After we had moved, in December 1952, from our home in W. to the small town of S. nineteen kilometers away, with the aid of the Alpenvogel moving van, my musical horizons were gradually extended. I listened to Bereyter, our teacher, who always took his clarinet with him in an old kneesock on our class outings, just like the philosopher Wittgenstein, and played a number of beautiful pieces and arching melodic phrases, although without knowing that they were from the works of Mozart or Brahms, or an opera by Vincenzo Bellini. Many years later, when by one of those mere coincidences that are really no such thing I switched on the car radio one night while driving home, I was just in time to hear the theme from the second movement of Brahms’s Clarinet Quintet that Bereyter had so often played, and recognized it again after all the time that had passed. At that moment of recognition I felt touched by the sensation, so rare in our emotional lives, of almost complete weightlessness.

Such was the enthusiasm inspired in me by Bereyter that at the time, in the summer of 1953, I wanted to learn the clarinet myself. But we had no clarinet at home, only a zither, so I had to go twice a week past the long wall of the riflemen’s barracks to Ostrachstrasse, where Kerner the music teacher lived in a little terraced house with a tiled roof, and a dark, turbulent sawmill canal flowing little more than five or six meters behind it, a canal from whose waters drowned bodies had quite often been pulled, as I could never help remembering at the sight of it, the most recent being the body of a boy of six whose brother was in my class at school.

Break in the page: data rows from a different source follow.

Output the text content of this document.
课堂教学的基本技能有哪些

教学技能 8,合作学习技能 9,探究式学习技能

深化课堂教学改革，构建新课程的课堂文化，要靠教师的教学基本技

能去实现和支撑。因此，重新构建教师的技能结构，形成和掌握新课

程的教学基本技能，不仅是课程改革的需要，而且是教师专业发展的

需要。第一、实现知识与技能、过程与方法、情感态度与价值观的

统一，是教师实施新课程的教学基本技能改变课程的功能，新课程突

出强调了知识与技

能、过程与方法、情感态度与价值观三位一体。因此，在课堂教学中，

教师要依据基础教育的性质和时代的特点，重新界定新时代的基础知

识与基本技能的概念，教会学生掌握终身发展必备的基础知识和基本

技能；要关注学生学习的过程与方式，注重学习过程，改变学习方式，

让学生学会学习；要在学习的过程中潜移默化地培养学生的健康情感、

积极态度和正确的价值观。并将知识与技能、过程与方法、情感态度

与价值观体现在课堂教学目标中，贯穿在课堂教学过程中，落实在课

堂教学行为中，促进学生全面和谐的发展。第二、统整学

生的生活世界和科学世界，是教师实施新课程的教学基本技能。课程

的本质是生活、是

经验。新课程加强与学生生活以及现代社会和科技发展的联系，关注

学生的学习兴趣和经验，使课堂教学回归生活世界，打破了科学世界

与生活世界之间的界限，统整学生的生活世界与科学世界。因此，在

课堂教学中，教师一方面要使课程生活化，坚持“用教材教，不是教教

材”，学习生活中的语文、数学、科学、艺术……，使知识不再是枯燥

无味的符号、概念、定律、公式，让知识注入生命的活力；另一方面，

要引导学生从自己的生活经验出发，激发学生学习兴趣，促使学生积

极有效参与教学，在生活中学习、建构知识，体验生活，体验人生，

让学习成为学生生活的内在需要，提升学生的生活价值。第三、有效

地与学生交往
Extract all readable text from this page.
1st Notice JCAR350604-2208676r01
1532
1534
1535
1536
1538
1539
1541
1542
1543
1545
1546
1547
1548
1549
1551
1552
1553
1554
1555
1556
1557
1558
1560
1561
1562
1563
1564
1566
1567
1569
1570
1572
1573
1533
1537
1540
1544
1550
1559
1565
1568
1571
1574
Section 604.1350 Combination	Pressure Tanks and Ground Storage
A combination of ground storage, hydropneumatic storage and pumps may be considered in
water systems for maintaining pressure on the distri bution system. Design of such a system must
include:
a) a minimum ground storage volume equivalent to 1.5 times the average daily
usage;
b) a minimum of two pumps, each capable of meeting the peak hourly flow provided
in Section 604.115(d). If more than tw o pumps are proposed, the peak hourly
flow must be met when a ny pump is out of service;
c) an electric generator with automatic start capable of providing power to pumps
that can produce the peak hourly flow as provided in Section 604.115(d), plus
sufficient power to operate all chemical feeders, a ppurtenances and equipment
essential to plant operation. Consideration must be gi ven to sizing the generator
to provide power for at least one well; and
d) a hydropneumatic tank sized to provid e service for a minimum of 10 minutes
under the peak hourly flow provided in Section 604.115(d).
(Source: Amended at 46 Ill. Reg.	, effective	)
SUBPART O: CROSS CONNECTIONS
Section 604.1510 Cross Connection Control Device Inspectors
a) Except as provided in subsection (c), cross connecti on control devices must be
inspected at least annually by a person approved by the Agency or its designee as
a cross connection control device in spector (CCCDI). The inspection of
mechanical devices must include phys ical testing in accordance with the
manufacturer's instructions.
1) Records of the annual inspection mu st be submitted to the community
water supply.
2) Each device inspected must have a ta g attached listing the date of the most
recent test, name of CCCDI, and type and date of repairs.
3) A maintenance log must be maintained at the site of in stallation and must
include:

Kerner the music teacher, a rather gloomy and melancholy man, had a daughter of my own age called Kathi, a child prodigy known even abroad who had appeared in Munich, Vienna, Milan, and God knows where else. Whenever I came for my zither lesson she was out of sight behind a closed door, seated under her mama’s supervision at the grand piano, which filled the whole parlor. The mighty rise and fall of the cascading notes of the sonatas and concertos she was practicing made their way into the cramped little cubbyhole of a study where I was toiling away on the zither, while Kerner sat beside me, impatiently tapping his ruler on the edge of the table when my fingering was wrong. Playing the zither was a torment to me, and the zither itself a kind of rack on which you twisted and turned in vain and which left your fingers crooked, even leaving aside the ridiculous nature of the little pieces written for the instrument.

Only once, and at the end, as it was to turn out, of my three years of zither lessons, did I willingly take out of its case the instrument I had come to hate: when my grandfather, whom I loved dearly, lay dying during the first föhn storm after the Siberian winter of 1956, and as he drowsed, half unconscious already, I played him the few pieces I did not loathe from the bottom of my heart, ending, as I still remember, with a slow ländler in C major, which even as I played it, or so it appears to me now, seemed to be very long drawn out and to go on in slow motion as if it would never end.

I do not think that at the time, aged twelve, I could have guessed something I read much later, in one of Sigmund Freud’s studies unless I am much mistaken: an observation that immediately struck me as convincing, suggesting that the deepest secret of music is that it is a gesture warding off paranoia, and we make music to defend ourselves against being overwhelmed by the terrors of reality. But after that April day I refused to go to any more zither lessons or even to touch the instrument again.